TechBridgeWorld showcases innovations
On Oct. 29, the Perlis Atrium in Newell-Simon Hall, where TechBridgeWorld Interactive took place, had an almost festive atmosphere about it.
Everywhere there were people of all ages — there were even some tech-savvy toddlers running around. Tables set up across the atrium had students explaining the various projects that TechBridgeWorld undertook.
TechBridgeWorld is a program at Carnegie Mellon University in which students use technology to help underdeveloped countries.
This year marked their fifth year of activity, and it also marked the first year an internship was open for Carnegie Mellon students.
Several of the students who were part of the internship, known as Innovative Student Technology ExPerience (iSTEP), explained their many innovations that they put to use in countries like Tanzania and Ghana. Several video and slide show presentations helped explain the goals of iSTEP.
Bradley Hall, a senior in mechanical engineering who was part of iSTEP, helped introduce new cell phone technologies to social workers in Tanzania. “These phones were used for collecting data from the field and aggregating it,” Hall explained. The social workers would keep track of the country’s demographics, including the number of impoverished children in their area, and send the data to a major city in Tanzania, Dar es Salaam, where it would be inserted into a government database. The internship will once again be available in the summer of 2010, working to improve the technology available and to collaborate with other organizations and schools. Hall was also part of a team that developed the Electronic Braille Tutor, a device that would assist the blind population in learning written braille. Using an electronic stylus pen and a series of cells, the student could choose a variety of learning activities, from letter recognition to full-fledged free spelling of words.
The audio feature of the Braille Tutor is especially useful. In Tanzania, many teachers of blind students are blind themselves, and if the audio is there to correct any mistakes, it saves the teacher from having to rewrite the students’ work themselves. Another important piece of technology on display was the Literacy Cell Phone game. Directed toward primary school students in Tanzania, it was a game that tested grammar that could be downloaded onto a cell phone.
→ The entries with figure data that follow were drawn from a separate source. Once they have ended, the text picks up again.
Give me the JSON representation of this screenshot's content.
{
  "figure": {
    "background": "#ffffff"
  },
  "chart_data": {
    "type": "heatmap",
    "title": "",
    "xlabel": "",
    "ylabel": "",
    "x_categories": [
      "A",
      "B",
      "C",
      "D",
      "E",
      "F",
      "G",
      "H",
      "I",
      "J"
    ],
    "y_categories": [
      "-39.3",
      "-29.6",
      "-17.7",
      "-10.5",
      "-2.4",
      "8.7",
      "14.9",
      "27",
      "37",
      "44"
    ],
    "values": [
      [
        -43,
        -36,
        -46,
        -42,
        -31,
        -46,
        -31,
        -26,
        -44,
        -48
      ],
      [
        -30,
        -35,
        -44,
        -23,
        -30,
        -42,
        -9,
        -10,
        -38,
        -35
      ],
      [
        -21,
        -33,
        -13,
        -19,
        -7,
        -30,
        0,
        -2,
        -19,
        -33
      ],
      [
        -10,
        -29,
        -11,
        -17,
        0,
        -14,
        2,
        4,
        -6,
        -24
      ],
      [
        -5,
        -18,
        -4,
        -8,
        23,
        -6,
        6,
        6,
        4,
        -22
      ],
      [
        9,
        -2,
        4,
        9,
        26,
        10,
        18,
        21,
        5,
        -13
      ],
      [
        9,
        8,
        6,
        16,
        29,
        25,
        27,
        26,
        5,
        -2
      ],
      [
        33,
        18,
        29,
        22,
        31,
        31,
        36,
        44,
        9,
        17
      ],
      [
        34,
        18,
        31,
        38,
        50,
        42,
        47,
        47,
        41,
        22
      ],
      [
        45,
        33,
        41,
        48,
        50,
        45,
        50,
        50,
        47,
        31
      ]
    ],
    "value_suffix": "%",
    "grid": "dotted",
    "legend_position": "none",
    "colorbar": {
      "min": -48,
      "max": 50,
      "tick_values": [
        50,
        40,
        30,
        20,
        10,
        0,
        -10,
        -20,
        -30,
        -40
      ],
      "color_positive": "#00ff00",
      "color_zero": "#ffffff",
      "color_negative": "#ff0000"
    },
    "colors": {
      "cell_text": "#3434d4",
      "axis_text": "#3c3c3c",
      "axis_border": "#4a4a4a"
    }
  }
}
Its subjects, however, extended far beyond proper sentence syntax. One test run yielded questions about soccer and the Swahili language, and a correct answer resulted in a graphic of a soccer player scoring a goal appearing on the screen. Along with such displays of innovative technology, there was even an online interactive quiz on the countries involved in TechBridgeWorld and computer facts in general. M. Bernardine Dias, the creator and director of TechBridgeWorld, said she based her mission for this project on her childhood in Sri Lanka.
“I was fascinated by the technology, but I realized that the technology coming in wasn’t able to fit into our culture.” This became the goal for TechBridgeWorld as a whole: technology that could be adapted to a specific culture. “The goal of a project changes depending on what the community needs,” said Beatrice Dias, a Ph.D. student in engineering and public policy, who is also a part of TechBridgeWorld.